Stage 2 | Gathering information

Based on the personal information they have collected from the victim they will start to build a psychological profile to identify the best way to connect with the victim and become more familiar.

Stage 3 | Identifying and exploiting needs

The predator can now identify weaknesses or vulnerabilities in the victim and will set out to exploit them. It has been identified that the most vulnerable targets for online predators are children and young adults who are over sexualised or pretend to be older than they are as these are indicators of low self esteem making them easier to exploit

Stage 4 | Desensitisation  

Desensitisation is the stage where the conversation will take a sharp turn to more inappropriate or sexual conversation. This is often where images are exchanged either willingly or by blackmail

Stage 5 | Control and Abuse 

This is the scariest and most at risk stage. Where the predator will encourage meeting up somewhere private without the knowledge of parents or trusted adults. Isolation is the main tactic used to keep the meetings secret and maintain control of the situation. 

So what are the signs that your child is being targeted by an online predator? 

In 2022, The International Centre for Missing and Exploited Children Australia (ICMEC) referred to online grooming being the new “Stranger Danger”. We were all remember the talk about avoiding strangers offering lollipops on the street or beckoning us to come and see their puppy. While these types of strangers are still ever present in the world the more frightening strangers are less identifiable and able to be within our homes targeting our children whilst sitting in the family room. 

There are several signs that may indicate that your child is being groomed online. These include:

  • Spending excessive amounts of time online, especially late at night
  • Becoming isolated from friends and family and/or more volatile with their emotions
  • Behaving differently or becoming withdrawn
  • Becoming secretive about their online activity or switching screens when you walk in
  • Receiving gifts or money from unknown sources
  • Becoming emotionally attached to someone they met online
  • Having unexplained phone calls, texts or packages
  • Using sexual language that is unusual or inappropriate for their age

If you notice any of these signs, it’s important to talk to your child and seek help to keep them safe.

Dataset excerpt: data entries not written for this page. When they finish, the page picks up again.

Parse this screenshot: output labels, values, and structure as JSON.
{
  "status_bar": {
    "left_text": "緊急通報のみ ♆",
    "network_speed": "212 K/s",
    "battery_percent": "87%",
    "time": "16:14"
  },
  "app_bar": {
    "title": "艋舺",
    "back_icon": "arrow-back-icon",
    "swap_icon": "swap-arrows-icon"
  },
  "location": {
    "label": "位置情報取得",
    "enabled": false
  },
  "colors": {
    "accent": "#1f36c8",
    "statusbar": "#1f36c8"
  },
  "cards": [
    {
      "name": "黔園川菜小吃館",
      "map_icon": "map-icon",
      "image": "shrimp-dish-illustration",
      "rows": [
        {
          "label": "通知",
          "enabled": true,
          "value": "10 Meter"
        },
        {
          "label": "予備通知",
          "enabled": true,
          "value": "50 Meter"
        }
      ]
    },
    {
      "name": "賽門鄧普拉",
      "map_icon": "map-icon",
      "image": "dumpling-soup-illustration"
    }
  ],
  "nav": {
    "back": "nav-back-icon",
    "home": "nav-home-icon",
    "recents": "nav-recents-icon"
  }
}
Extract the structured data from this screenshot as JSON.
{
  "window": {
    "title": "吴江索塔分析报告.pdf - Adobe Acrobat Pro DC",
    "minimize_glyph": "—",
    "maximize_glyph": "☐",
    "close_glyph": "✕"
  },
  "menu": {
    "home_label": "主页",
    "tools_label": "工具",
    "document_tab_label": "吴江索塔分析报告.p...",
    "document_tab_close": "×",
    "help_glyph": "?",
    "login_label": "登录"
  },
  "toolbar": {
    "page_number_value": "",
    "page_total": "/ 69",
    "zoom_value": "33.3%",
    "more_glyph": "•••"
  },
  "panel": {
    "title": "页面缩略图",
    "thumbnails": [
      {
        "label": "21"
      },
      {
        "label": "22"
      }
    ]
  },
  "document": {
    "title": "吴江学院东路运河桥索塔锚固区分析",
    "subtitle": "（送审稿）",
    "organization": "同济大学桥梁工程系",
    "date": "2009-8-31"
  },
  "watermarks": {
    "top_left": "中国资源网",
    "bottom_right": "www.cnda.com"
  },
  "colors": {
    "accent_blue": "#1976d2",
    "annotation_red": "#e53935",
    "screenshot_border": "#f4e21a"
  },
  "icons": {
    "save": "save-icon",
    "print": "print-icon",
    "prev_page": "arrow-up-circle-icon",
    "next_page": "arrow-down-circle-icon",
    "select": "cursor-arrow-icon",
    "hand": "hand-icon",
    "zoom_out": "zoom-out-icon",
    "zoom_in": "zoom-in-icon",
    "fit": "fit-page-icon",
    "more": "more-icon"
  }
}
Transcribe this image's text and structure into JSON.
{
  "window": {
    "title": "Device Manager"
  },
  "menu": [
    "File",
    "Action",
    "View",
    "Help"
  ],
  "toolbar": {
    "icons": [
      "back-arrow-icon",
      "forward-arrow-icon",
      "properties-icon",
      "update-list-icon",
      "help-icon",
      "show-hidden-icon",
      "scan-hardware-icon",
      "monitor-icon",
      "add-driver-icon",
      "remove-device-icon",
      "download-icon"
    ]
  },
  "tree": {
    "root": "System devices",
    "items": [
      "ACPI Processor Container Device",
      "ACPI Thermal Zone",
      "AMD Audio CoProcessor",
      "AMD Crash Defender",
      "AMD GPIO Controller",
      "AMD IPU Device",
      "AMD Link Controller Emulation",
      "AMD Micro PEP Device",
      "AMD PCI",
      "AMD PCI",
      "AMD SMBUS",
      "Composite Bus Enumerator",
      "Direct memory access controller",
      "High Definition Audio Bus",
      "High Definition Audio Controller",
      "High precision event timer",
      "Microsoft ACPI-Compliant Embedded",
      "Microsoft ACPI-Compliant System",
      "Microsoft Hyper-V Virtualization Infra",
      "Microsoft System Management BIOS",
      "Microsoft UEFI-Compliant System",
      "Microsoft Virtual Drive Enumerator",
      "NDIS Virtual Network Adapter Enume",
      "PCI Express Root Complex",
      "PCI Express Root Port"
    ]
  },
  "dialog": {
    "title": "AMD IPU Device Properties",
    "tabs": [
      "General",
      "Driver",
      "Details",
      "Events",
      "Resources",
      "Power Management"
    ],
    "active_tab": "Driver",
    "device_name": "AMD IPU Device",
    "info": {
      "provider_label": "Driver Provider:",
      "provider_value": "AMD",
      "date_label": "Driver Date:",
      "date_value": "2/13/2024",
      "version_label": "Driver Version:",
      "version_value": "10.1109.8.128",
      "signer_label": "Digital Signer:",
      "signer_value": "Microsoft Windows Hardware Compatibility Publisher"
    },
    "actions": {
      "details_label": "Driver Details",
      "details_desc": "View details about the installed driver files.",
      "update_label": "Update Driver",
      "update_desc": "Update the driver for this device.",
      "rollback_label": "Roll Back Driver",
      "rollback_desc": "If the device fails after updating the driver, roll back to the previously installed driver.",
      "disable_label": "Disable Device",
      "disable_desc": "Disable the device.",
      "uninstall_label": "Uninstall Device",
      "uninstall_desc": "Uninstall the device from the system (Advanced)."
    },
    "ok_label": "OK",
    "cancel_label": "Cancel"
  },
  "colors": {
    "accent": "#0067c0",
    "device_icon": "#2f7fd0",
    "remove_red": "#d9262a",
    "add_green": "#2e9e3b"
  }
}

The internet has given predators access to our homes and our children. Online grooming is something that is very real and is happening everyday all around the world.  As we saw from the recent Parental Guidance Challenge it is important to educate children and teenagers about the risks associated with online interactions and to monitor their internet activity. Parents should encourage open communication with their children and create a safe space for them to discuss any concerns or incidents. It’s also important to note any changes in behaviour of your children big or small. Additionally, organisations like The International Centre for Missing and Exploited Children Australia (ICMEC), the eSafety Commissioner and The Australian Federal Police (AFP) led Australian Centre to Counter Child Exploitation (ACCCE) are holding technology companies accountable ensuring they have measures in place to detect and prevent online grooming on their platforms.  By working together, we can help protect our children from the dangers of online grooming and create a safer online environment for everyone.